We’re already several days into 2019, which promises to be a great year for video games, especially in its first few months. But the best part is that we now have a definitive list of which games sold the most in 2018, at least in the U.K. and when only counting physical sales, and can judge the taste of our friends across the pond accordingly.
FIFA 19 sold the most physical copies in the U.K., clocking in at just under 1.9 million units, according to GFK Chart-Track. Predictably, Red Dead Redemption 2 came in second, just shy of 1.8 million units sold, and Call of Duty: Black Ops 4 was number three with 1.17 million units sold.
Here’s where it starts to get interesting.
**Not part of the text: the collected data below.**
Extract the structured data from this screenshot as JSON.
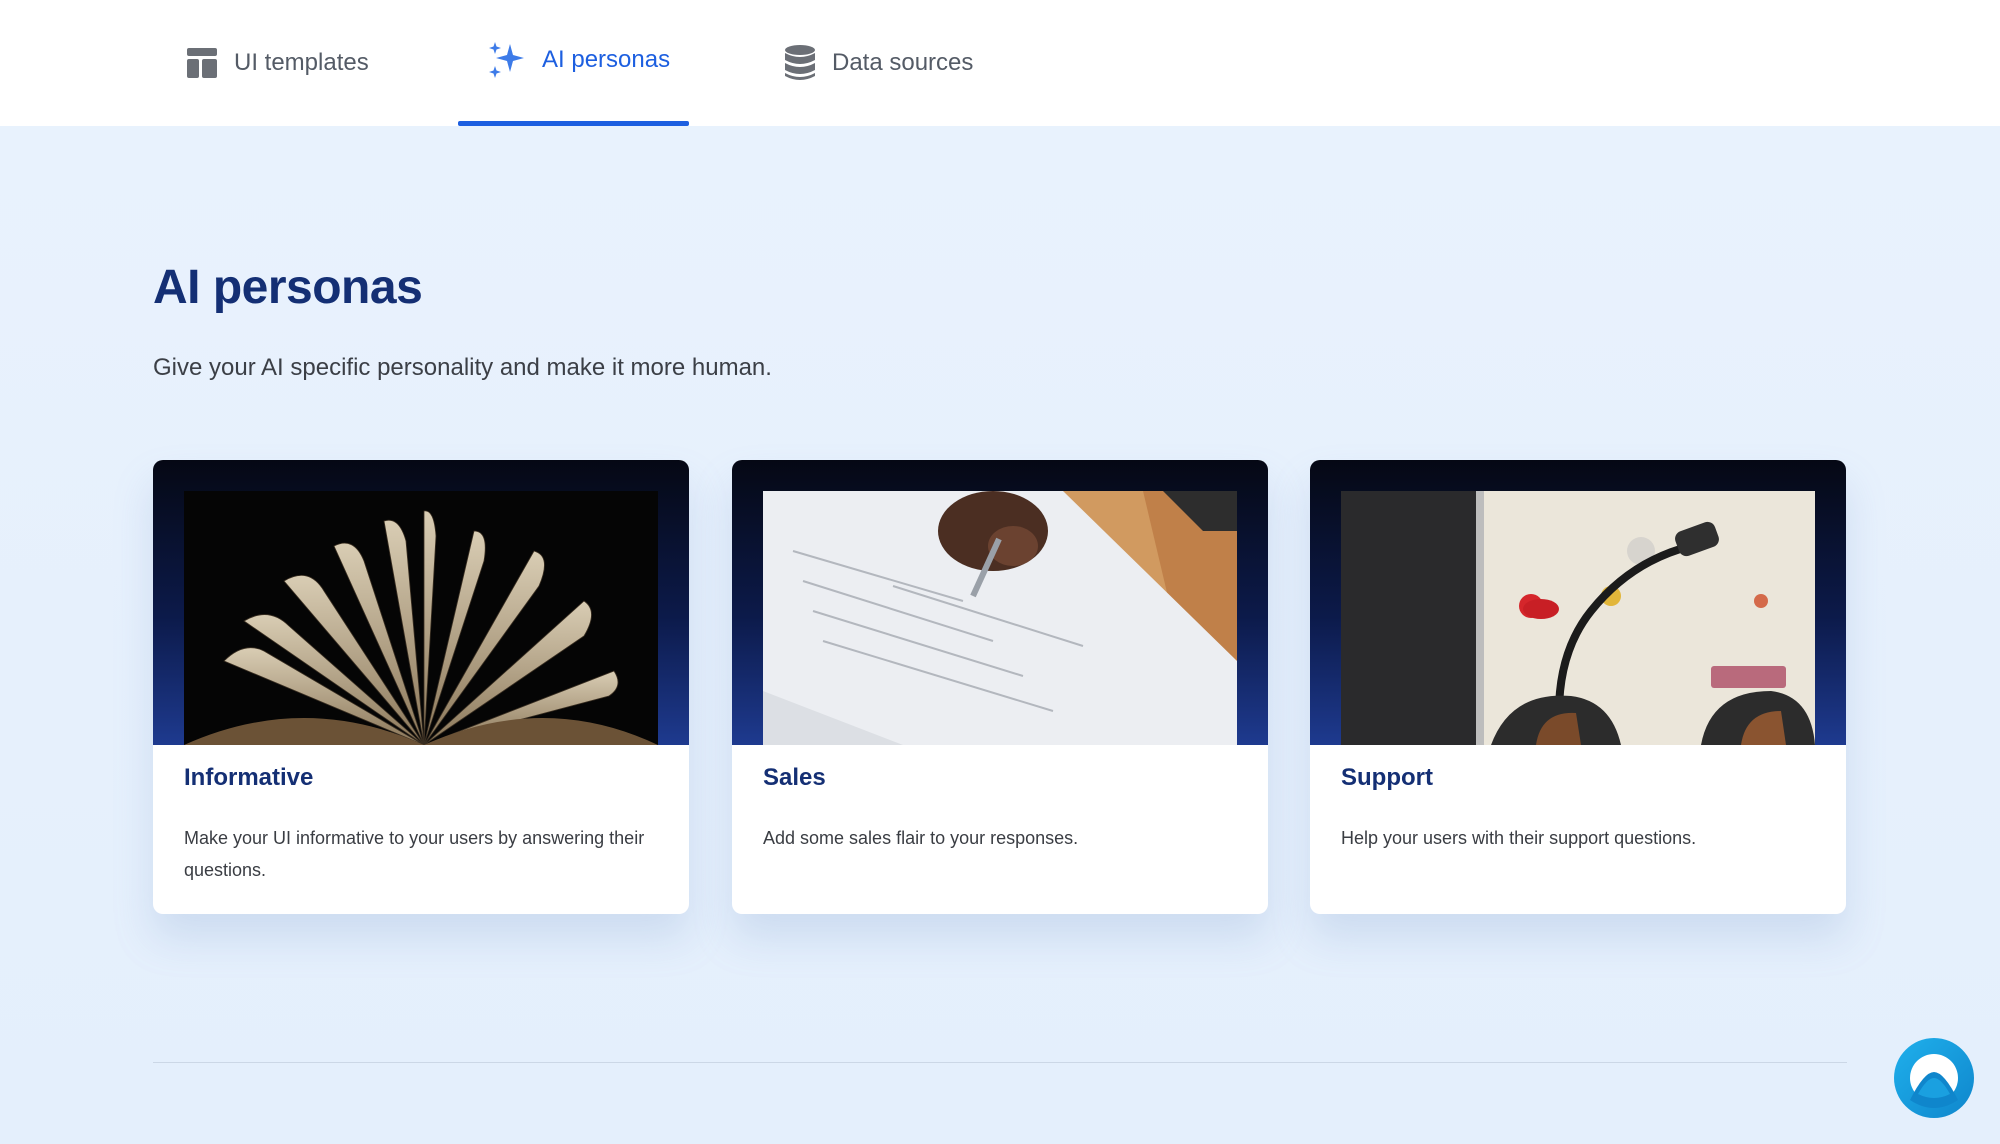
{
  "tabs": [
    {
      "label": "UI templates",
      "icon": "layout-template-icon"
    },
    {
      "label": "AI personas",
      "icon": "sparkles-icon",
      "active": true
    },
    {
      "label": "Data sources",
      "icon": "database-icon"
    }
  ],
  "main": {
    "title": "AI personas",
    "subtitle": "Give your AI specific personality and make it more human."
  },
  "cards": [
    {
      "title": "Informative",
      "description": "Make your UI informative to your users by answering their questions.",
      "image": "open-book-photo"
    },
    {
      "title": "Sales",
      "description": "Add some sales flair to your responses.",
      "image": "signing-document-photo"
    },
    {
      "title": "Support",
      "description": "Help your users with their support questions.",
      "image": "headset-photo"
    }
  ],
  "colors": {
    "accent": "#1d5fe0",
    "heading": "#142f74",
    "background": "#e9f2fd",
    "chat_button": "#1aa0e0"
  },
  "chat_widget": {
    "icon": "chat-logo-icon"
  }
}
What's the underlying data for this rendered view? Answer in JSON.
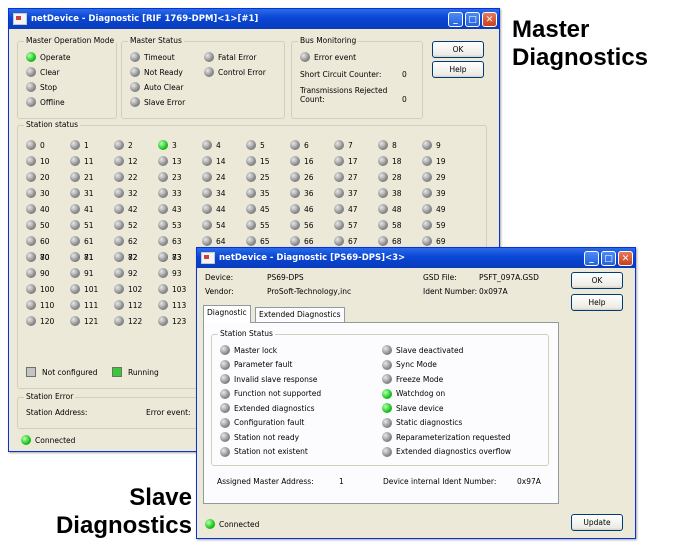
{
  "captions": {
    "master": "Master\nDiagnostics",
    "slave": "Slave\nDiagnostics"
  },
  "master_window": {
    "title": "netDevice - Diagnostic [RIF 1769-DPM]<1>[#1]",
    "ok_label": "OK",
    "help_label": "Help",
    "operation_mode": {
      "label": "Master Operation Mode",
      "items": [
        {
          "label": "Operate",
          "state": "green"
        },
        {
          "label": "Clear",
          "state": "gray"
        },
        {
          "label": "Stop",
          "state": "gray"
        },
        {
          "label": "Offline",
          "state": "gray"
        }
      ]
    },
    "master_status": {
      "label": "Master Status",
      "col1": [
        {
          "label": "Timeout",
          "state": "gray"
        },
        {
          "label": "Not Ready",
          "state": "gray"
        },
        {
          "label": "Auto Clear",
          "state": "gray"
        },
        {
          "label": "Slave Error",
          "state": "gray"
        }
      ],
      "col2": [
        {
          "label": "Fatal Error",
          "state": "gray"
        },
        {
          "label": "Control Error",
          "state": "gray"
        }
      ]
    },
    "bus_monitoring": {
      "label": "Bus Monitoring",
      "error_event": "Error event",
      "short_circuit_label": "Short Circuit Counter:",
      "short_circuit_value": "0",
      "rejected_label1": "Transmissions Rejected",
      "rejected_label2": "Count:",
      "rejected_value": "0"
    },
    "station_status": {
      "label": "Station status",
      "stations": [
        "0",
        "1",
        "2",
        "3",
        "4",
        "5",
        "6",
        "7",
        "8",
        "9",
        "10",
        "11",
        "12",
        "13",
        "14",
        "15",
        "16",
        "17",
        "18",
        "19",
        "20",
        "21",
        "22",
        "23",
        "24",
        "25",
        "26",
        "27",
        "28",
        "29",
        "30",
        "31",
        "32",
        "33",
        "34",
        "35",
        "36",
        "37",
        "38",
        "39",
        "40",
        "41",
        "42",
        "43",
        "44",
        "45",
        "46",
        "47",
        "48",
        "49",
        "50",
        "51",
        "52",
        "53",
        "54",
        "55",
        "56",
        "57",
        "58",
        "59",
        "60",
        "61",
        "62",
        "63",
        "64",
        "65",
        "66",
        "67",
        "68",
        "69",
        "70",
        "71",
        "72",
        "73",
        "80",
        "81",
        "82",
        "83",
        "90",
        "91",
        "92",
        "93",
        "100",
        "101",
        "102",
        "103",
        "110",
        "111",
        "112",
        "113",
        "120",
        "121",
        "122",
        "123"
      ],
      "green_station": "3",
      "legend_not_configured": "Not configured",
      "legend_running": "Running"
    },
    "station_error": {
      "label": "Station Error",
      "address_label": "Station Address:",
      "event_label": "Error event:"
    },
    "connected": "Connected"
  },
  "slave_window": {
    "title": "netDevice - Diagnostic [PS69-DPS]<3>",
    "ok_label": "OK",
    "help_label": "Help",
    "update_label": "Update",
    "device_label": "Device:",
    "device_value": "PS69-DPS",
    "vendor_label": "Vendor:",
    "vendor_value": "ProSoft-Technology,inc",
    "gsd_label": "GSD File:",
    "gsd_value": "PSFT_097A.GSD",
    "ident_label": "Ident Number:",
    "ident_value": "0x097A",
    "tabs": [
      "Diagnostic",
      "Extended Diagnostics"
    ],
    "station_status_label": "Station Status",
    "left_items": [
      {
        "label": "Master lock",
        "state": "gray"
      },
      {
        "label": "Parameter fault",
        "state": "gray"
      },
      {
        "label": "Invalid slave response",
        "state": "gray"
      },
      {
        "label": "Function not supported",
        "state": "gray"
      },
      {
        "label": "Extended diagnostics",
        "state": "gray"
      },
      {
        "label": "Configuration fault",
        "state": "gray"
      },
      {
        "label": "Station not ready",
        "state": "gray"
      },
      {
        "label": "Station not existent",
        "state": "gray"
      }
    ],
    "right_items": [
      {
        "label": "Slave deactivated",
        "state": "gray"
      },
      {
        "label": "Sync Mode",
        "state": "gray"
      },
      {
        "label": "Freeze Mode",
        "state": "gray"
      },
      {
        "label": "Watchdog on",
        "state": "green"
      },
      {
        "label": "Slave device",
        "state": "green"
      },
      {
        "label": "Static diagnostics",
        "state": "gray"
      },
      {
        "label": "Reparameterization requested",
        "state": "gray"
      },
      {
        "label": "Extended diagnostics overflow",
        "state": "gray"
      }
    ],
    "master_address_label": "Assigned Master Address:",
    "master_address_value": "1",
    "internal_ident_label": "Device internal Ident Number:",
    "internal_ident_value": "0x97A",
    "connected": "Connected"
  }
}
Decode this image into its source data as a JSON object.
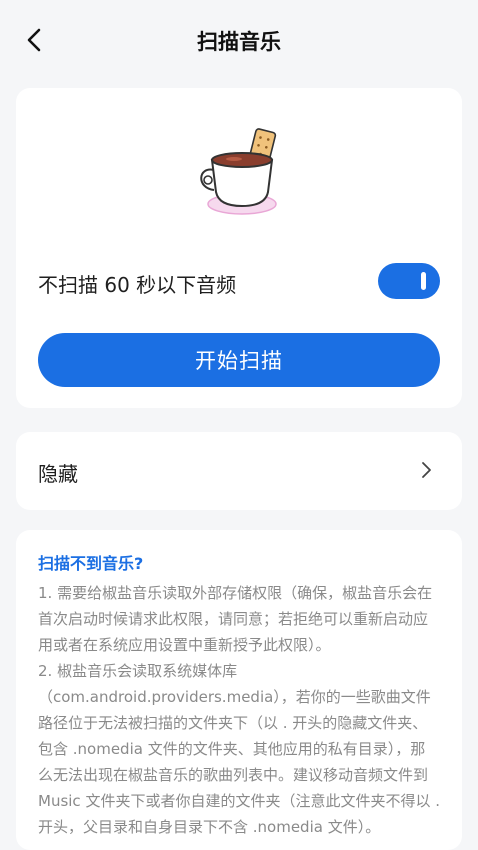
{
  "header": {
    "title": "扫描音乐",
    "back_icon": "chevron-left-icon"
  },
  "scan_card": {
    "illustration": "coffee-cup-illustration",
    "toggle_label": "不扫描 60 秒以下音频",
    "toggle_on": true,
    "scan_button_label": "开始扫描"
  },
  "hidden_card": {
    "label": "隐藏",
    "chevron_icon": "chevron-right-icon"
  },
  "help": {
    "title": "扫描不到音乐?",
    "item1": "1. 需要给椒盐音乐读取外部存储权限（确保，椒盐音乐会在首次启动时候请求此权限，请同意；若拒绝可以重新启动应用或者在系统应用设置中重新授予此权限）。",
    "item2": "2. 椒盐音乐会读取系统媒体库（com.android.providers.media），若你的一些歌曲文件路径位于无法被扫描的文件夹下（以 . 开头的隐藏文件夹、包含 .nomedia 文件的文件夹、其他应用的私有目录），那么无法出现在椒盐音乐的歌曲列表中。建议移动音频文件到 Music 文件夹下或者你自建的文件夹（注意此文件夹不得以 . 开头，父目录和自身目录下不含 .nomedia 文件）。"
  },
  "colors": {
    "accent": "#1b6fe3",
    "background": "#f5f6f8",
    "card": "#ffffff"
  }
}
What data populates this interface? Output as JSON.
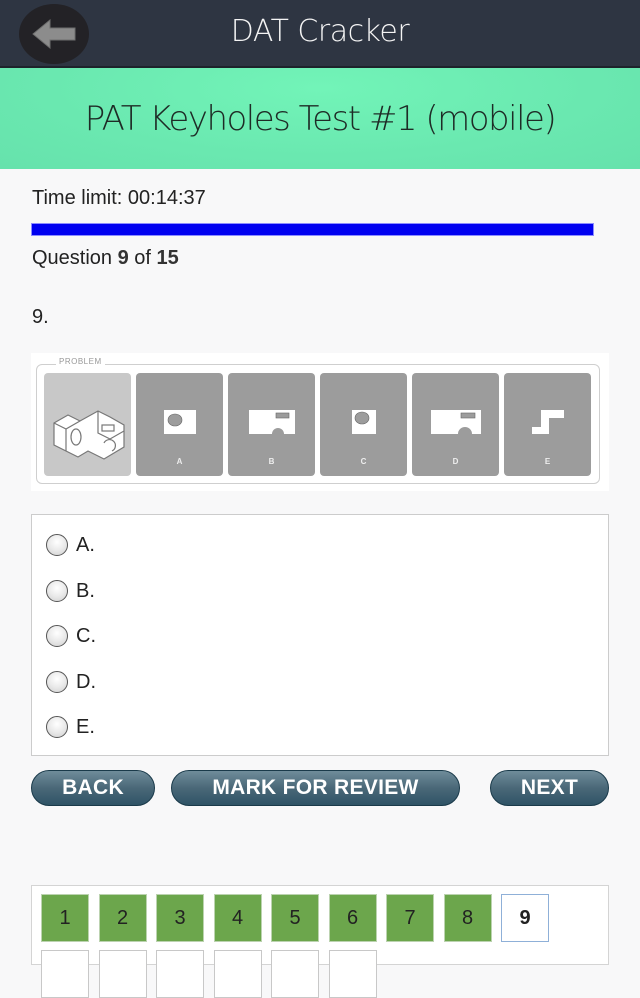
{
  "header": {
    "app_title": "DAT Cracker",
    "back_icon": "arrow-left-icon"
  },
  "banner": {
    "test_title": "PAT Keyholes Test #1 (mobile)"
  },
  "status": {
    "time_limit_label": "Time limit: 00:14:37",
    "progress_fraction": 1.0,
    "progress_color": "#0000f0",
    "question_prefix": "Question ",
    "question_current": "9",
    "question_mid": " of ",
    "question_total": "15"
  },
  "question": {
    "number_label": "9.",
    "image": {
      "frame_label": "PROBLEM",
      "tiles": [
        {
          "label": "",
          "icon": "isometric-block-problem-icon"
        },
        {
          "label": "A",
          "icon": "rect-with-circle-hole-icon"
        },
        {
          "label": "B",
          "icon": "wide-rect-with-slot-and-arch-icon"
        },
        {
          "label": "C",
          "icon": "square-with-circle-hole-icon"
        },
        {
          "label": "D",
          "icon": "wide-rect-with-slot-and-arch-icon"
        },
        {
          "label": "E",
          "icon": "step-shape-icon"
        }
      ]
    }
  },
  "answers": [
    {
      "label": "A.",
      "selected": false
    },
    {
      "label": "B.",
      "selected": false
    },
    {
      "label": "C.",
      "selected": false
    },
    {
      "label": "D.",
      "selected": false
    },
    {
      "label": "E.",
      "selected": false
    }
  ],
  "buttons": {
    "back": "BACK",
    "mark_for_review": "MARK FOR REVIEW",
    "next": "NEXT"
  },
  "navigator": {
    "cells": [
      {
        "label": "1",
        "state": "answered"
      },
      {
        "label": "2",
        "state": "answered"
      },
      {
        "label": "3",
        "state": "answered"
      },
      {
        "label": "4",
        "state": "answered"
      },
      {
        "label": "5",
        "state": "answered"
      },
      {
        "label": "6",
        "state": "answered"
      },
      {
        "label": "7",
        "state": "answered"
      },
      {
        "label": "8",
        "state": "answered"
      },
      {
        "label": "9",
        "state": "current"
      },
      {
        "label": "",
        "state": "empty"
      },
      {
        "label": "",
        "state": "empty"
      },
      {
        "label": "",
        "state": "empty"
      },
      {
        "label": "",
        "state": "empty"
      },
      {
        "label": "",
        "state": "empty"
      },
      {
        "label": "",
        "state": "empty"
      }
    ],
    "answered_color": "#6ca64c"
  }
}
Marvel’s Spider-Man, which nabbed fourth place, was the best-selling exclusive of the year at 676,621 units sold, beating out its PlayStation 4 rival God of War, which sold nearly 400,000 units in 2018 and came in eighth.
Some of the biggest surprises are contained near the bottom of the list. Battlefield V, Assassin’s Creed Odyssey, and Super Smash Bros. Ultimate were the 13th, 14th, and 15th best-selling games of 2018 respectively. Considering that Ultimate quickly became Nintendo’s fastest-selling home console game of all time in Europe, it’s a little surprising to see it so far down the list.
The biggest loser, however, is definitely Battlefield V, where it pales in comparison to its predecessor, Battlefield 1, and its cousin Star Wars Battlefront II. The controversial Star Wars shooter more than doubled Battlefield V‘s sales over the same period in 2017, and Battlefield 1 was rated as the third best-selling game of its launch year in 2016. We already knew that Battlefield V‘s physical sales were way down, but this confirms that it didn’t experience much of an upswing over the holidays.
It’s important to note, however, that Chart-Track doesn’t account for digital sales, which make up the majority of the U.K.’s software market, so this might not be a completely accurate picture of how everything panned out in 2018. Then again, physical sales are usually indicative of larger trends, too.